Cloud computing comprendre le fonctionnement
Crédit photo Joshua Sortino

Pour partir sur les mêmes bases, nous verrons la définition du cloud computing. En revanche, ce qui questionne le plus actuellement, est l’intérêt de cette solution cloud pour les entreprises.

De simple tendance on est passé sur une mutation profonde où de nombreux métiers sont facilités par des solutions en cloud computing. Avec ces applications collaboratives, les coûts sont réduits et les temps de travail optimisés.

Le cloud en quelques chiffres : les entreprises investissent principalement dans un cloud public 70% et dans une solution SAAS (73,6 Mrds d$) mais la solution IAAS a la plus forte croissance selon It social. En 2018, 77% des entreprises avaient au moins un pied dans le cloud avec une application ou une partie de son infrastructure. Le cloud représente environ 30% du budget informatique d’une entreprise.
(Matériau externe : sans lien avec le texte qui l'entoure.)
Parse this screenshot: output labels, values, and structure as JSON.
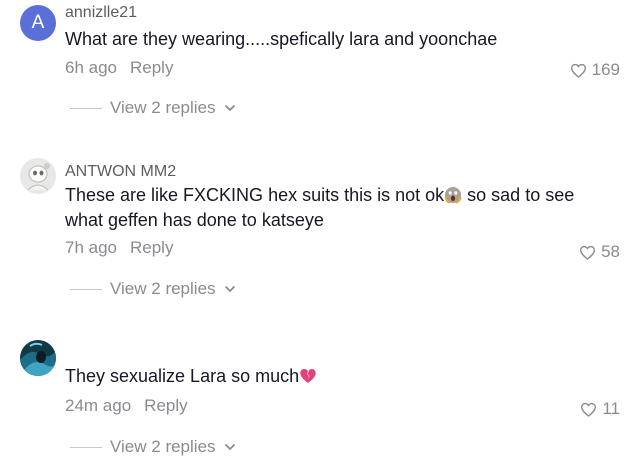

Ces dernières ont principalement investi dans des solutions SAAS (48%), IAAS (30%) et PAAS (21%) selon le big data.

On vous dit tout sur le cloud et sur cette web intelligence !

Le cloud computing : son fonctionnement.

En quelques mots, qu’est-ce que le cloud ? Le fait d’accéder facilement et à tout moment à des données et des programmes depuis internet. Le stockage en ligne de serveurs, d’applications et de services est le cœur du cloud computing.

Qu’est-ce qu’on paie dans un service de cloud ? On paye à la demande sa consommation de puissance de calcul de serveurs ou de l’espace de stockage sans en posséder l’infrastructure technique.

En quoi le cloud est si révolutionnaire ? La technique d’externalisation n’est pas récente en revanche l’idée économique qui repose derrière est nouvelle. Un cloud de services n’a été envisagé que récemment.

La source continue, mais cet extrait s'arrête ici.